Ce 5 mai 2020, à nouveau la Cour constitutionnelle allemande est venue confirmer dans un arrêt que le rôle de l’Euro est de servir d’étrangleur des peuples et de protection du Capital. En effet, la Cour de Karlsruhe impose, au titre de la conformité avec les traités européens, que la Banque Centrale Européenne justifie de la conformité de ses rachats de dette publique. Cet arrêt intervient alors que la Banque Centrale Européenne, pour faire face à la crise financière dont l’explosion a été aggravée par la crise sanitaire, sous la pression des pays du sud de l’Union Européenne étranglés par des années d’euro austérité, envisage des formes de réassurance de leurs dettes publiques à hauteur de près de 700 milliards d’euros. Ce qui s’ajouterait aux plus de 2600 milliards d’euros d’assouplissement quantitatif condamné par le jugement allemand.
C’est un ultimatum qui est ainsi posé par Berlin : le conseil des gouverneurs de la BCE a « trois mois » pour démontrer que la BCE ne viole pas les traités européens. Chacun peut d’ailleurs constater ici, qui commande l’Union Européenne, et à quoi servent les traités…
On est très loin ici de « l’euro qui protège… » vendu jusque dans les rangs du parti de la gauche européenne, direction du PCF incluse malheureusement, PGE il est vrai généreusement subventionné pour cela par la Commission Européenne.

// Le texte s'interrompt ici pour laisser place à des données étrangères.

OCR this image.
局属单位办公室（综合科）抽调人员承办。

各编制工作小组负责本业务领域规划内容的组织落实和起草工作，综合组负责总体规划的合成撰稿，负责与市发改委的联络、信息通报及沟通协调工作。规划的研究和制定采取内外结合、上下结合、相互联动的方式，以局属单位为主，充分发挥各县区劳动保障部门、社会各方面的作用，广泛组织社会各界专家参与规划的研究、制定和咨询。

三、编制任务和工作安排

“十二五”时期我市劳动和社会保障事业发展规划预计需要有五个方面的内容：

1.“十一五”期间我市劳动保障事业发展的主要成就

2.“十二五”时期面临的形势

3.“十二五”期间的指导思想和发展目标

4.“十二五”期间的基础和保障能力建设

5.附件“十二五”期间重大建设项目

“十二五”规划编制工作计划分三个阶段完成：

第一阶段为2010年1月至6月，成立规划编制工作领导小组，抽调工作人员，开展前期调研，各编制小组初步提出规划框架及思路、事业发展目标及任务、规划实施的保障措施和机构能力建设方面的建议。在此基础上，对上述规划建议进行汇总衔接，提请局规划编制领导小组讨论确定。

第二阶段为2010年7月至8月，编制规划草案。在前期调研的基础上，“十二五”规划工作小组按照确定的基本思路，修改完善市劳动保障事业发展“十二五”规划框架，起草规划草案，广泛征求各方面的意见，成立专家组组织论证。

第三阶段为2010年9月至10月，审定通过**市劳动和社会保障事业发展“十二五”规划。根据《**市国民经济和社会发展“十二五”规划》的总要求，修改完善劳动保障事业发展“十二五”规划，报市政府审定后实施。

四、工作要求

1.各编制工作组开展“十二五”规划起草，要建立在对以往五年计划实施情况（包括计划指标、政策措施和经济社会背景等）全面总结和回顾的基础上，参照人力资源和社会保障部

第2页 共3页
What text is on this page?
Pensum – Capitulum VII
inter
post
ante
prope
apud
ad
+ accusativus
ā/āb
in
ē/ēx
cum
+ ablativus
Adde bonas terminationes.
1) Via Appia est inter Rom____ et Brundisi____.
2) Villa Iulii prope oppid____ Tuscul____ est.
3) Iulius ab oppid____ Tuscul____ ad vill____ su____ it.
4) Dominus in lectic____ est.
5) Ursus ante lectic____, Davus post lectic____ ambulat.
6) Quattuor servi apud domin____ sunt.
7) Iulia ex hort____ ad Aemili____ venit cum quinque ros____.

Il est important de le rappeler :
1°) les traités européens interdisent le financement des dettes publiques par la Banque Centrale Européenne. Celle-ci est indépendant des États, c’est-à- dire directement sous le contrôle des marchés financiers. C’est pour cela qu’a été institué l’euro !
2°) les traités ne peuvent pas être modifiés : il faudrait pour cela l’unanimité des pays membres.
Bref, la réforme de la BCE et de l’Euro en une banque sous contrôle publique et une monnaie au service des peuples est un mensonge criminel.
Pendant ce temps, toutes les capitales européennes rigolent des guignolades d’un Macron pleurnichant pour la mise en place de « coronabonds ».
Tombant les masques, cet arrêt fait également voler en éclat les opérations de propagande de la Commission européenne. Pour tenter de masquer qu’elle est dramatiquement responsable de la crise sanitaire, celle-ci lance sans honte une souscription pour financer la recherche sur un vaccin contre le covid19 après avoir étranglé les services publics de recherche qui pourraient sinon déjà être au travail.
Ce pourrait en être fini du programme d’injection massive de liquidités par la BCE. Un programme dont il est essentiel de rappeler qu’il n’est pas dirigé vers les budgets publics des États, mais vers les banques privées qui pourront ainsi démultiplier encore plus leur capacité à spéculer et s’enrichir de dizaines de milliards d’intérêts en prêtant à ces États livrés en pâture, faisant ainsi les poches des peuples.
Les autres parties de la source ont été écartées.